Q: Why can I not use a standard URI parser?

The connection string format does not follow the standard URI format (as described in RFC 3986) we differ in two key areas:

  1. Hosts

    The connection string allows for multiple hosts for high availability reasons but standard URI's only ever define a single host.

  2. Query Parameters / Connection Options

    The connection string provides a concreted definition on how the Connection Options are parsed, including definitions of different data types. The RFC 3986 only defines that they are key=value pairs and gives no instruction on parsing. In fact different languages handle the parsing of query parameters in different ways and as such there is no such thing as a standard URI parser.

Q: Can the connection string contain non-ASCII characters?
The connection string can contain non-ASCII characters. The connection string is text, which can be encoded in any way appropriate for the application (e.g. the C Driver requires you to pass it a UTF-8 encoded connection string).
Q: Why does reference implementation check for a .sock suffix when parsing a socket path and possible auth database?
To simplify parsing of a socket path followed by an auth database, we rely on MongoDB's naming restrictions), which do not allow database names to contain a dot character, and the fact that socket paths must end with .sock. This allows us to differentiate the last part of a socket path from a database name. While we could immediately rule out an auth database on the basis of the dot alone, this specification is primarily concerned with breaking down the components of a URI (e.g. hosts, auth database, options) in a deterministic manner, rather than applying strict validation to those parts (e.g. host types, database names, allowed values for an option).
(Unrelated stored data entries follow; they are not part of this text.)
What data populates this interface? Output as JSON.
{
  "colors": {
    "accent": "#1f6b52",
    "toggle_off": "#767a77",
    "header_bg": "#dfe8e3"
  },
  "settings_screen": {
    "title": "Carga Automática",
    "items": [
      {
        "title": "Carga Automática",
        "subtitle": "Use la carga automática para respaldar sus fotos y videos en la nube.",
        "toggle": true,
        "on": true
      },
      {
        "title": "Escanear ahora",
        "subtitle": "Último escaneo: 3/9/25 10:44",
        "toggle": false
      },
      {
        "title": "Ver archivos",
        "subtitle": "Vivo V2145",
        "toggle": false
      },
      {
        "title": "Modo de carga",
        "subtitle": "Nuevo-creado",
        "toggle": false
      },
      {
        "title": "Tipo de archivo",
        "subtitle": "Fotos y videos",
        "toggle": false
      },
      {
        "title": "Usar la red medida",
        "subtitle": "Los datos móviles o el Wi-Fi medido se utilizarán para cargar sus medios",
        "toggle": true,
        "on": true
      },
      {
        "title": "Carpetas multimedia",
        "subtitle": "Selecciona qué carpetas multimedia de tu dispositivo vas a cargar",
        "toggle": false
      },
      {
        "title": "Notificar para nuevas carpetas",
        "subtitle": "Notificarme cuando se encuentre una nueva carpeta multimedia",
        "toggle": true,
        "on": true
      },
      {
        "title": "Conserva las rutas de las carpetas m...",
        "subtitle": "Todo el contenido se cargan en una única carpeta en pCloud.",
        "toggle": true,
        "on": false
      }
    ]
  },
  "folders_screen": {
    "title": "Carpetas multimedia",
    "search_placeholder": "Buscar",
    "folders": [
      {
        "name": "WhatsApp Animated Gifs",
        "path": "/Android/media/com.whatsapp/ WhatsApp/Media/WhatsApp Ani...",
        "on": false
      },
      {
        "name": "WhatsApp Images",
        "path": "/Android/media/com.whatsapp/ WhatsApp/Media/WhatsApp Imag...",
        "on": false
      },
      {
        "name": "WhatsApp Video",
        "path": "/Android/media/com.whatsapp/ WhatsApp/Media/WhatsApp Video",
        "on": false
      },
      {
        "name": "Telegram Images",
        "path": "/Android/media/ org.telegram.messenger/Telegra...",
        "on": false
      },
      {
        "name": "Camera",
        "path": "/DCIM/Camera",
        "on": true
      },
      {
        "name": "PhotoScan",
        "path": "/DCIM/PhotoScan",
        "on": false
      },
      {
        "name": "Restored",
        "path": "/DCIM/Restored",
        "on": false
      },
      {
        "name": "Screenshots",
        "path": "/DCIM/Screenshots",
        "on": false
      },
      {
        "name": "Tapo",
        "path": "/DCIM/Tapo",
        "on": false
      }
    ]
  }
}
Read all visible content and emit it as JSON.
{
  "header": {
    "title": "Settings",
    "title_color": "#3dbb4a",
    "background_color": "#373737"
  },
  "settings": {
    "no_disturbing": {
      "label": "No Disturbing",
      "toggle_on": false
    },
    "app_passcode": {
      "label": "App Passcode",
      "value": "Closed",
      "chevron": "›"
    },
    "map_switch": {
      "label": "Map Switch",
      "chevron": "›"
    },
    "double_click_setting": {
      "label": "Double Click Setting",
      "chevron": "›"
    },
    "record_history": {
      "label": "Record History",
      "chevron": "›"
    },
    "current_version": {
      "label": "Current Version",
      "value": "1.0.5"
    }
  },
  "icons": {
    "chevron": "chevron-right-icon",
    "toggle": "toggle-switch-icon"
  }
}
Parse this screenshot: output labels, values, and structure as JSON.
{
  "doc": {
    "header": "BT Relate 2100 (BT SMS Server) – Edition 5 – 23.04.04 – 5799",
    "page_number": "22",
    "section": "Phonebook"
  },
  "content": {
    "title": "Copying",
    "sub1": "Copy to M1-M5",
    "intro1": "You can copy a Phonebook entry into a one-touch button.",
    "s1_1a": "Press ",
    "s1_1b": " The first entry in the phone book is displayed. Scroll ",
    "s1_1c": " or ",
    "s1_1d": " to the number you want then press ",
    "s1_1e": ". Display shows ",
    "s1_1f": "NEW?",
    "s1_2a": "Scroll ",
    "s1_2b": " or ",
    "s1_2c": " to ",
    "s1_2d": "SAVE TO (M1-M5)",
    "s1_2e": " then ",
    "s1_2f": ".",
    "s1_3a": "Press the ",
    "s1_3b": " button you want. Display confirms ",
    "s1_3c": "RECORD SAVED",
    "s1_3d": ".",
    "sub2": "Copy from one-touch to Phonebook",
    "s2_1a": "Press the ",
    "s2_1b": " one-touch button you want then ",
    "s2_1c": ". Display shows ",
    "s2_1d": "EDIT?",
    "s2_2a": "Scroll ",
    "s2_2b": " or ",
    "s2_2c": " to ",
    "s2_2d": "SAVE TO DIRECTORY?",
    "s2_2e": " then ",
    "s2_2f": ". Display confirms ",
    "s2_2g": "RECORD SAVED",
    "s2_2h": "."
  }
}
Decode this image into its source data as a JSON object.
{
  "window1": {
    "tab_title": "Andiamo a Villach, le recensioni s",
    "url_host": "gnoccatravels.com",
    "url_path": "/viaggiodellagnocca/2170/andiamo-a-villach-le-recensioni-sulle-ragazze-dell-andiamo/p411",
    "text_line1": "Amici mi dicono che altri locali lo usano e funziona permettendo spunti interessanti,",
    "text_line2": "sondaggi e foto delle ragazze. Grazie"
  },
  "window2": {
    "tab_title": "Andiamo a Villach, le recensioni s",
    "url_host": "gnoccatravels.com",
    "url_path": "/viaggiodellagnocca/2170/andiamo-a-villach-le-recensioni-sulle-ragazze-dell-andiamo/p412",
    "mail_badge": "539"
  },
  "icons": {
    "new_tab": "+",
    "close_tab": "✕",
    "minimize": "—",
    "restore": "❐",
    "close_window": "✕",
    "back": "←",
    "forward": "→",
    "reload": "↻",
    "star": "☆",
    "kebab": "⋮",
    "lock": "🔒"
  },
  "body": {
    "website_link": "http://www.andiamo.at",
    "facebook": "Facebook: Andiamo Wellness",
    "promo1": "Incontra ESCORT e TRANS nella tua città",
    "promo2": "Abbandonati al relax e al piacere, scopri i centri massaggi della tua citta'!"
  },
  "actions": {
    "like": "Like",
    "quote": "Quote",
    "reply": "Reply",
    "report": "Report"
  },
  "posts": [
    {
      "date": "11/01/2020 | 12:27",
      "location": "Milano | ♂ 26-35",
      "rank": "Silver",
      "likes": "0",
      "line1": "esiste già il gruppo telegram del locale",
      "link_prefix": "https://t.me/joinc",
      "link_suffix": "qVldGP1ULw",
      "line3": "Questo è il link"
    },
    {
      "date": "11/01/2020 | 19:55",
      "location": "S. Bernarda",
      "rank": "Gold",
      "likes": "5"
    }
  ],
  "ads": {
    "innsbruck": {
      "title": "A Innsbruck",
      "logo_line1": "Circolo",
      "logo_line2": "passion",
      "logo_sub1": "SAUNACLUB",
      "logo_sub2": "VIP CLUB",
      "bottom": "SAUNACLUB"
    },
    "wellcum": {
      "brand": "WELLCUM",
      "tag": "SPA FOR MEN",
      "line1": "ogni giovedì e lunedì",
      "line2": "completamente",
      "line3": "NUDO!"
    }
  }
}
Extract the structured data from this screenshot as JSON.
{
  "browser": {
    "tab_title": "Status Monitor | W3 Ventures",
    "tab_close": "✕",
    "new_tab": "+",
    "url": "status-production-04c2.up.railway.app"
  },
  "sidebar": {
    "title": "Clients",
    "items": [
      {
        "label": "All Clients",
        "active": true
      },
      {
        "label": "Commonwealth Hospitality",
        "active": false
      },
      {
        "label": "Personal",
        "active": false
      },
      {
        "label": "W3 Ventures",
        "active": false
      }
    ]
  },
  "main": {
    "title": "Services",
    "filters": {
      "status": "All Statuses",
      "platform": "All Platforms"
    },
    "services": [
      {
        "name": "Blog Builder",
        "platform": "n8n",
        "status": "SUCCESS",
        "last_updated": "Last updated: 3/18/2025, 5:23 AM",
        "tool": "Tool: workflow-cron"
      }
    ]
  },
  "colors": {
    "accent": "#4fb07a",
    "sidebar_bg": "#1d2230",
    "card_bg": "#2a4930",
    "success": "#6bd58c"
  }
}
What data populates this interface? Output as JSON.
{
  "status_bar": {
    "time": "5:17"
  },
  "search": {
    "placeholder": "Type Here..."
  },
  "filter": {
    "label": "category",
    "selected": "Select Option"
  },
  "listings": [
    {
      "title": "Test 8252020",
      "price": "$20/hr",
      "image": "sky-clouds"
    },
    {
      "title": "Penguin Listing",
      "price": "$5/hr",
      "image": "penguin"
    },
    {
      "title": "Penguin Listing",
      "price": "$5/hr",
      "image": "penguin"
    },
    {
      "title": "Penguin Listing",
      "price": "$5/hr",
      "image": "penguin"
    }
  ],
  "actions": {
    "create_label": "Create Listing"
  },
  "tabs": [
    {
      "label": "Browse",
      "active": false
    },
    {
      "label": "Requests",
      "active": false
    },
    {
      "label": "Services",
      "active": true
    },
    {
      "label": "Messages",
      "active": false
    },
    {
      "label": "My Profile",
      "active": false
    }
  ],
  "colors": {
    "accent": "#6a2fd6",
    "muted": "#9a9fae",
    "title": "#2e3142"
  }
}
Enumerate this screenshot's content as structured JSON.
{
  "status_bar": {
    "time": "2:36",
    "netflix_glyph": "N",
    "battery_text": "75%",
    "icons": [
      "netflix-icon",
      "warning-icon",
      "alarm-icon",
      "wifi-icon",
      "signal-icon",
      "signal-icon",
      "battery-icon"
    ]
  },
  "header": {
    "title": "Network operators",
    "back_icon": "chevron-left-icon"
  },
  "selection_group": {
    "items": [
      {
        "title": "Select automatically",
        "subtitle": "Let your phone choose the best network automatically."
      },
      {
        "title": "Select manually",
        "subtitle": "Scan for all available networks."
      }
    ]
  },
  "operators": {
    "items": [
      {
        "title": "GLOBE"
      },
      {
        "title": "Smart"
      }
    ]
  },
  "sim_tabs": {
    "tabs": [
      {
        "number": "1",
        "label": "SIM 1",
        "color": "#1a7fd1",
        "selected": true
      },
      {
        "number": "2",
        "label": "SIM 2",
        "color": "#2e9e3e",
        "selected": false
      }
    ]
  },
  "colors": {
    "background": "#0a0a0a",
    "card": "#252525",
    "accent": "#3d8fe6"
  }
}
Additionally, some drivers might allow a namespace (e.g. "db.collection") for the auth database part, so we do not want to be more strict than is necessary for parsing.
Q: Why throw an exception if the userinfo contains an at-sign ("@") or more than one colon (":")?

This is done to help users format the connection string correctly. Although at-signs ("@") or colons (":") in the username must be URL encoded, users may not be aware of that requirement. Take the following example:

mongodb://anne:bob:pass@localhost:27017

Is the username anne and the password bob:pass or is the username anne:bob and the password pass? Accepting this as the userinfo could cause authentication to fail, causing confusion for the user as to why. By throwing an exception users are made aware and then update the connection string so to be explicit about what forms the username and password.

Q: Why must UNIX domain sockets be URL encoded?

This has been done to reduce ambiguity between the socket name and the database name. Take the following example:

mongodb:///tmp/mongodb.sock/mongodb.sock

Is the host /tmp/mongodb.sock and the auth database mongodb.sock or does the connection string just contain the host /tmp/mongodb.sock/mongodb.sock and no auth database? By enforcing URL encoding on UNIX domain sockets it makes users be explicit about the host and the auth database. By requiring an exception to be thrown when the host contains a slash ("/") users can be informed on how to migrate their connection strings.

Q: Why must the auth database be URL decoded by the parser?

On Linux systems database names can contain a question mark ("?"), in these rare cases the auth database must be URL encoded. This disambiguates between the auth database and the connection options. Take the following example:

mongodb://localhost/admin%3F?w=1

In this case the auth database would be admin? and the connection options w=1.

Changes

  • 2016-07-22: In Port section, clarify that zero is not an acceptable port.